NACA Indigenous Food Symposium Offered a Celebration of Native Foods

Enticing aromas wafted throughout the Arizona-Sonora Desert Museum over the weekend where food lines were staffed by white jacketed servers, all of them named chef.

The fourth annual Celebration of Basketry & Native Foods, “Celebrating People, Land, and Food,” was a resounding success according to Nephi Craig, founder of the Native American Culinary Association.

“This is a symposium of sharing. We gathered a wide range of indigenous people all in one spot to display their talents and eat healthy traditional food,” he said over a mutton taco and a buffalo slider.

He needed noon-time energy to prepare for a nighttime Chef’s Benefit Dinner, a museum fundraiser with 93 diners who paid $150 a plate for the five-course meal with wine pairings. And that was after an hour-long reception with tray-passed items prepared by four chefs who worked alongside their mentors.

“Our mission here is to help grow the culture of Native cooking. It’s a rough journey because we’re dealing with Western culinary traditions pitted against indigenous culinary traditions and they’re very different. But I want younger chefs to see there are others already doing it, going for it and exercising a sense of courageous humility in practicing the food arts.

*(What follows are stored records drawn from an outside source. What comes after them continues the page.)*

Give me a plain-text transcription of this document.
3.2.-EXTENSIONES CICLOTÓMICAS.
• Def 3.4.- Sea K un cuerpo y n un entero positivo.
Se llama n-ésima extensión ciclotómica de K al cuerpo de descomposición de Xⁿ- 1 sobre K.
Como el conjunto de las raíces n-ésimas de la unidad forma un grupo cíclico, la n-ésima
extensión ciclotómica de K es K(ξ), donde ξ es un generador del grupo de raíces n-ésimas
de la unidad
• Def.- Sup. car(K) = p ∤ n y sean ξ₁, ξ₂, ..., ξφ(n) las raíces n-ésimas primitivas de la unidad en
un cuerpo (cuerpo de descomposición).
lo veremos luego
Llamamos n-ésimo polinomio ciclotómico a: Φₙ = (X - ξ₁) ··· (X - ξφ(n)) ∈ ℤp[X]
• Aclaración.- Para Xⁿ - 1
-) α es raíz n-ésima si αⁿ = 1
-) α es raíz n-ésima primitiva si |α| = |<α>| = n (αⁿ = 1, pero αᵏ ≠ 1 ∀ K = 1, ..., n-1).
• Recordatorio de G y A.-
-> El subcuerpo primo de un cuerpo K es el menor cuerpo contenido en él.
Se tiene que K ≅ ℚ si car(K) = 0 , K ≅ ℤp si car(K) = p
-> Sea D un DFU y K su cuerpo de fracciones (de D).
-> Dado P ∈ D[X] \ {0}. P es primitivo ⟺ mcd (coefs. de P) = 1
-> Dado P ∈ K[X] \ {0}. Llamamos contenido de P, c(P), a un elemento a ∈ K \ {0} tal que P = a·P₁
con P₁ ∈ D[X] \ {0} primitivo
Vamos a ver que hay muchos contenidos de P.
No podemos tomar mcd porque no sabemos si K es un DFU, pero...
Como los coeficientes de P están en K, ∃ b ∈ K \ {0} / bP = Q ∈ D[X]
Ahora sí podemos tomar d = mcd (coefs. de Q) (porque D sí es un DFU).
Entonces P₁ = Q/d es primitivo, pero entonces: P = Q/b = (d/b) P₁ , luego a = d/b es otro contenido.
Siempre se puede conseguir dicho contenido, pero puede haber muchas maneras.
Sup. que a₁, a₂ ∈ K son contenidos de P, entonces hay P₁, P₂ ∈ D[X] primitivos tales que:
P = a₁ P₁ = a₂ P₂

“Globally, every pocket of culture around the world is becoming conscious of, and moving back towards, their ancestral knowledge—kind of like an echo from the bottom headed upward and initiated by oppressed people in poverty.”

One of the many who cooked and spoke was M. Karlos Baca, a Ute chef from Colorado. The chef explained the importance of maintaining Native culinary traditions.

“In pre-industrial days, we lived in a cycle of nature and what the earth provided is what sustained us," he says. "It’s on our shoulders to bring back our traditional food system and my place in time is to incorporate my history in a modern perspective.”

The following days opened the event up to all at the museum, offering a glimpse of Native foods and folk art with the usual museum line-up of indigenous plants and animals. With pit smoked salmon, acorn-studded necklaces, traditional dances and informative cooking demonstrations, the event served up plenty to sample in nearly every way. If you missed it this year, be sure to check out the fifth NACA Celebration of Basketry & Native Foods, which we'll keep you updated on as we get more information.